Les « fucking job » dans les ambassades US en Afrique centrale

par Kilosho Barthélemy
mardi 10 juillet 2007

Denicher un emploi non qualifié, appelé communément « fucking job » ou « tous travaux » au sein des ambassades US en Afrique centrale, relève d’un exploit et d’un honneur et pourtant ce ne sont que de petits emplois techniques de ménage, d’entretien, de conducteur, enviés par de grands cadres du pays.

Travailler dans une des ambassades américaines au Burundi, au Rwanda ou en RD Congo, c’est comme travailler dans un organisme international : les avantages sont d’autant plus importants que plusieurs personnes se bousculent pour y postuler.

Comme les emplois qualifiés sont réservés au personnel expatrié américain et à quelques personnels locaux, les emplois restant sont des emplois manuels appelés vulgairement sous d’autres cieux fucking job ou « tous travaux », ces emplois qui ne rapportent rien et considérés comme passe-temps ou minimisés par beaucoup de personnes dans ces pays, mais qui sont bien rémunérés dans les ambassades américaines.

Ces emplois vont de chauffeur des véhicules diplomatiques, de jardiniers jusqu’aux tâches de petits travaux techniques de ménage dans les résidences du personnel diplomatique, etc.

Si, dans les autres secteurs publics et privés, ces emplois s’offrent immédiatement et à la simple présence du postulant, ce n’est pas le cas dans les ambassades américaines où les appels d’offre sont lancés via les médias publics et privés et en plus ces appels sont faits en anglais, langue étrangère et non connue de plus de 80 % de ces pays, à l’exception peut-être du Rwanda. Mais, cela n’empêche pas que plusieurs personnes, cadres ou pas, se bousculent pour répondre et postuler à ces offres combien alléchantes.

A travail égal, une sentinelle ou jardinier du secteur public ou privé perçoit à peine 20 dollars par mois, tandis celui de l’ambassade US perçoit facilement 250 dollars ; un chauffeur du secteur public a à peine 60 dollars, tandis que celui de l’ambassade jongle entre 350 et 1 000 dollars selon l’ancienneté, et ces salaires donnent des vertiges à tout citoyen moyen ou cadre du secteur public qui perçoit à peine 70 dollars mensuellement.

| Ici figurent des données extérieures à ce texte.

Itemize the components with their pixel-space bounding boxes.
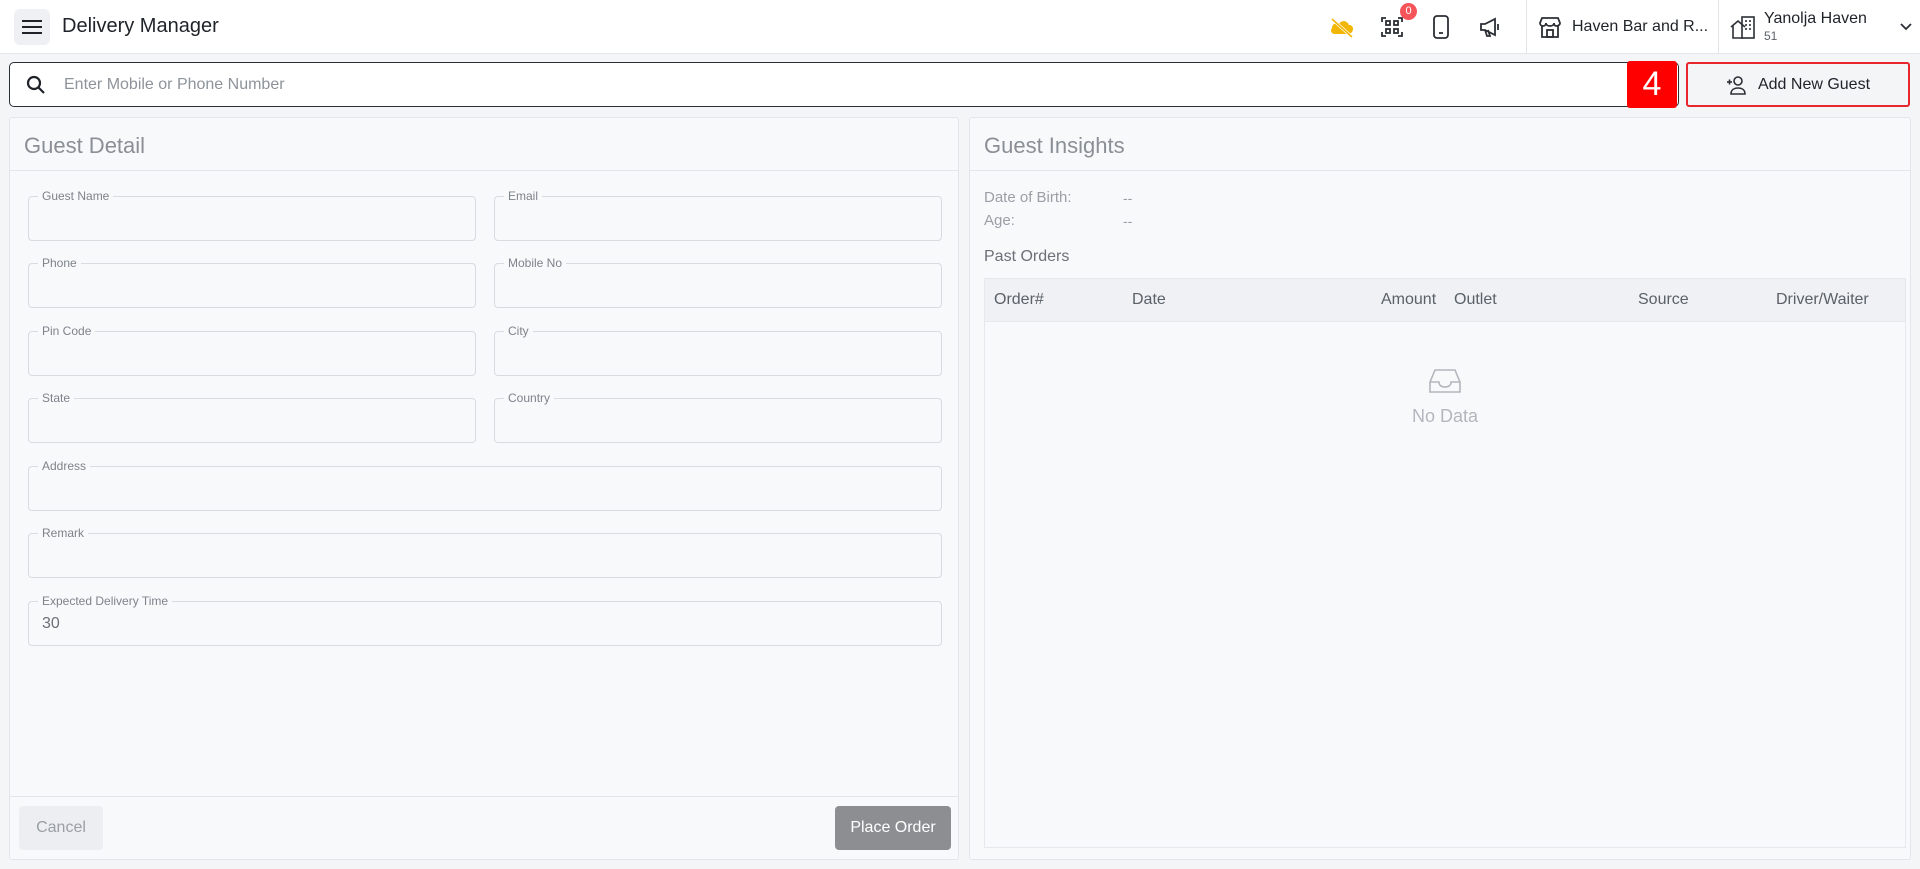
- address-field[interactable]: Address: [28, 460, 942, 511]
- address-label: Address: [38, 460, 91, 473]
- mobile-icon: [1433, 15, 1449, 39]
- delivery-time-label: Expected Delivery Time: [38, 595, 173, 608]
- pin-code-field[interactable]: Pin Code: [28, 325, 476, 376]
- qr-scan-icon: [1381, 17, 1403, 37]
- menu-icon: [22, 20, 42, 34]
- header-divider: [1526, 0, 1527, 54]
- guest-insights-title: Guest Insights: [984, 133, 1125, 158]
- announcement-button[interactable]: [1475, 12, 1505, 42]
- guest-detail-title: Guest Detail: [24, 133, 146, 158]
- age-value: --: [1123, 213, 1133, 229]
- city-field[interactable]: City: [494, 325, 942, 376]
- guest-name-field[interactable]: Guest Name: [28, 190, 476, 241]
- past-orders-table: Order# Date Amount Outlet Source Driver/…: [984, 278, 1906, 848]
- dob-label: Date of Birth:: [984, 189, 1072, 206]
- state-label: State: [38, 392, 75, 405]
- store-icon: [1539, 17, 1561, 38]
- cancel-button[interactable]: Cancel: [19, 806, 103, 850]
- organization-selector[interactable]: Yanolja Haven 51: [1730, 0, 1913, 54]
- panel-divider: [10, 170, 958, 171]
- country-label: Country: [504, 392, 555, 405]
- delivery-time-field[interactable]: Expected Delivery Time 30: [28, 595, 942, 646]
- column-amount[interactable]: Amount: [1381, 291, 1436, 309]
- footer-divider: [10, 796, 958, 797]
- no-data-text: No Data: [1411, 406, 1479, 426]
- empty-state: No Data: [985, 367, 1905, 427]
- qr-badge: 0: [1400, 3, 1417, 20]
- mobile-button[interactable]: [1426, 12, 1456, 42]
- offline-status-button[interactable]: [1327, 12, 1357, 42]
- mobile-field[interactable]: Mobile No: [494, 257, 942, 308]
- country-field[interactable]: Country: [494, 392, 942, 443]
- mobile-label: Mobile No: [504, 257, 567, 270]
- phone-search-input[interactable]: [64, 75, 1564, 94]
- table-header: Order# Date Amount Outlet Source Driver/…: [985, 279, 1905, 322]
- top-bar: Delivery Manager 0 Haven Bar and R... Ya…: [0, 0, 1920, 54]
- phone-label: Phone: [38, 257, 81, 270]
- header-divider: [1718, 0, 1719, 54]
- city-label: City: [504, 325, 533, 338]
- state-field[interactable]: State: [28, 392, 476, 443]
- qr-scan-button[interactable]: 0: [1377, 3, 1417, 42]
- organization-text: Yanolja Haven 51: [1764, 10, 1867, 44]
- email-label: Email: [504, 190, 543, 203]
- column-driver-waiter[interactable]: Driver/Waiter: [1776, 291, 1869, 309]
- menu-button[interactable]: [14, 9, 50, 45]
- email-field[interactable]: Email: [494, 190, 942, 241]
- dob-value: --: [1123, 190, 1133, 206]
- age-label: Age:: [984, 212, 1015, 229]
- column-order[interactable]: Order#: [994, 291, 1044, 309]
- add-user-icon: [1726, 75, 1746, 95]
- column-outlet[interactable]: Outlet: [1454, 291, 1497, 309]
- search-bar: [9, 62, 1679, 107]
- search-icon: [26, 75, 45, 94]
- megaphone-icon: [1480, 17, 1499, 37]
- column-date[interactable]: Date: [1132, 291, 1166, 309]
- guest-insights-panel: Guest Insights Date of Birth: -- Age: --…: [969, 117, 1911, 860]
- building-icon: [1730, 16, 1755, 39]
- pin-code-label: Pin Code: [38, 325, 96, 338]
- past-orders-title: Past Orders: [984, 248, 1070, 265]
- chevron-down-icon: [1900, 23, 1912, 31]
- guest-detail-panel: Guest Detail Guest Name Email Phone Mobi…: [9, 117, 959, 860]
- remark-label: Remark: [38, 527, 89, 540]
- column-source[interactable]: Source: [1638, 291, 1689, 309]
- empty-inbox-icon: [1429, 369, 1461, 393]
- app-title: Delivery Manager: [62, 15, 219, 37]
- add-new-guest-button[interactable]: Add New Guest: [1686, 62, 1910, 107]
- offline-cloud-icon: [1330, 17, 1354, 38]
- panel-divider: [970, 170, 1910, 171]
- add-new-guest-label: Add New Guest: [1757, 75, 1871, 93]
- outlet-selector[interactable]: Haven Bar and R...: [1538, 0, 1708, 54]
- place-order-button[interactable]: Place Order: [835, 806, 951, 850]
- organization-name: Yanolja Haven: [1764, 10, 1867, 27]
- remark-field[interactable]: Remark: [28, 527, 942, 578]
- phone-field[interactable]: Phone: [28, 257, 476, 308]
- step-marker: 4: [1627, 61, 1677, 108]
- outlet-name: Haven Bar and R...: [1572, 18, 1709, 35]
- organization-id: 51: [1764, 29, 1778, 43]
- delivery-time-value: 30: [42, 615, 60, 632]
- guest-name-label: Guest Name: [38, 190, 114, 203]
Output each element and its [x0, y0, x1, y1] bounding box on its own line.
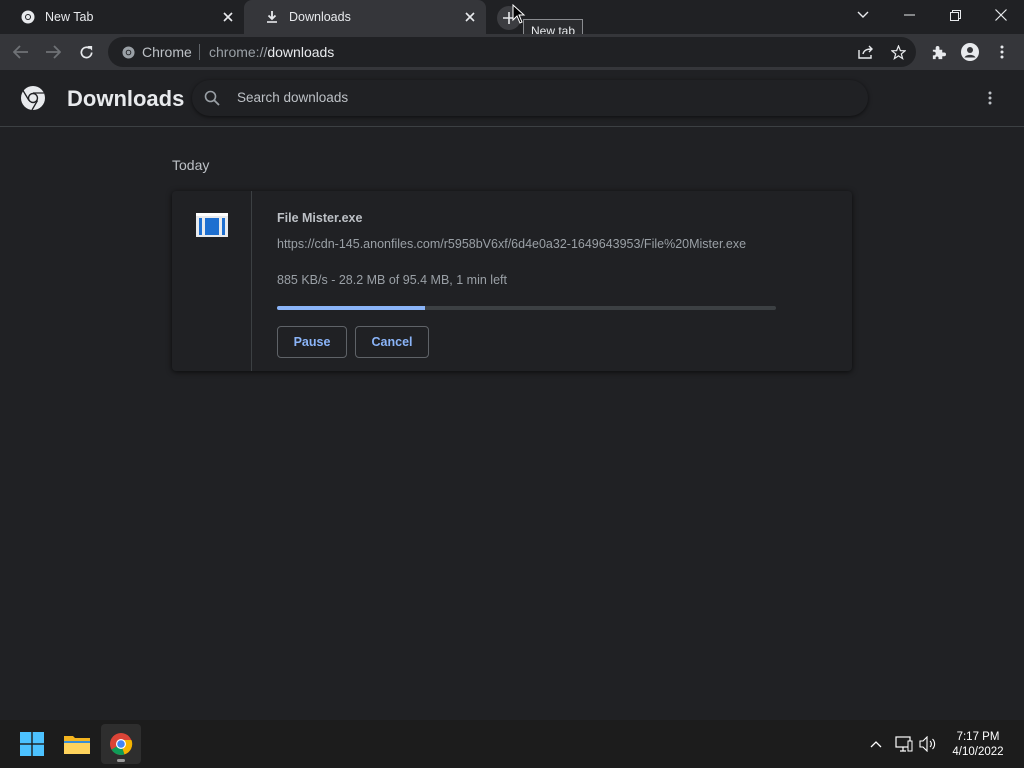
tab-search-icon[interactable]: [840, 0, 886, 30]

En plus, les avantages que présentent ces emplois n’ont rien d’égal avec ceux du secteur public. Dans ces pays où le secteur de la santé reste précaire et où les soins médicaux convenables se trouvent dans les cabinets privés où il faut parfois débourser plus de 5 dollars pour la consultation, les employés et toutes leurs familles bénéficient de soins gratuits dignes de ce nom procurés par les dispensaires d’ambassade et, en cas d’hospitalisation, tous les frais sont pris en charge par l’ambassade. Ça fait rêver plusieurs personnes.

L’ancienneté donne aussi l’autorisation de visiter les Etats-Unis d’Amérique, parfois avec sa famille et pourtant l’octroi des visas d’entrée est très sélectif pour les ressortissants de ces pays. Il n’est pas rare qu’un commerçant de renom se voit refuser le visa d’entrée aux Etats-Unis. Ce qui n’est pas le cas de ces petits employés de l’ambassade.

Un jardinier ou un chauffeur, qui a déjà fait plus de dix ans de service, se voit souvent octroyé l’autorisation de visiter l’Amérique, un luxe qu’un ministre ne peut s’octroyer à moins qu’il ne soit en mission de service.

Les gens s’amusent à dire qu’un jardinier ou chauffeur d’ambassade est en mesure de payer plus de dix cadres de la Fonction publique et c’est vrai. Ces employés, souvent sans qualifications et formations, se comportent comme de petits riches et élisent dans la plupart des cas, leurs domiciles, dans les quartiers chics de ces pays.

Ces ambassades offrent à leurs employés locaux des pause-café où est servi le café au lait, des tartines de pain tout en surfant sur internet et regardant les grandes chaînes de télévision américaines et européennes, un luxe que peu de gens peuvent se permettre.

Et pourtant, les réalités peuvent en cacher d’autres : un jardinier d’un des diplomates américains à Bujumbura n’a-t-il pas été surpris quand il est arrivé aux Etats-Unis pendant les vacances de constater qu’il vivait mieux qu’une famille américaine rencontrée à New York ?

Même les autres ambassades occidentales n’offrent en aucune manière les avantages qu’offrent les Américains à leurs travailleurs locaux. Tout le monde veut y travailler bien que ces postes soient de seconde zone.

Bien que la réalité américaine soit toute autre quand on s’y rend pour la première fois, à savoir une richesse qui côtoie de petits foyers de misère, ils savent bien exporter leur mode de vie de réussite à leurs employés, simples exécutants à leurs yeux, mais de véritables princes dans leurs familles.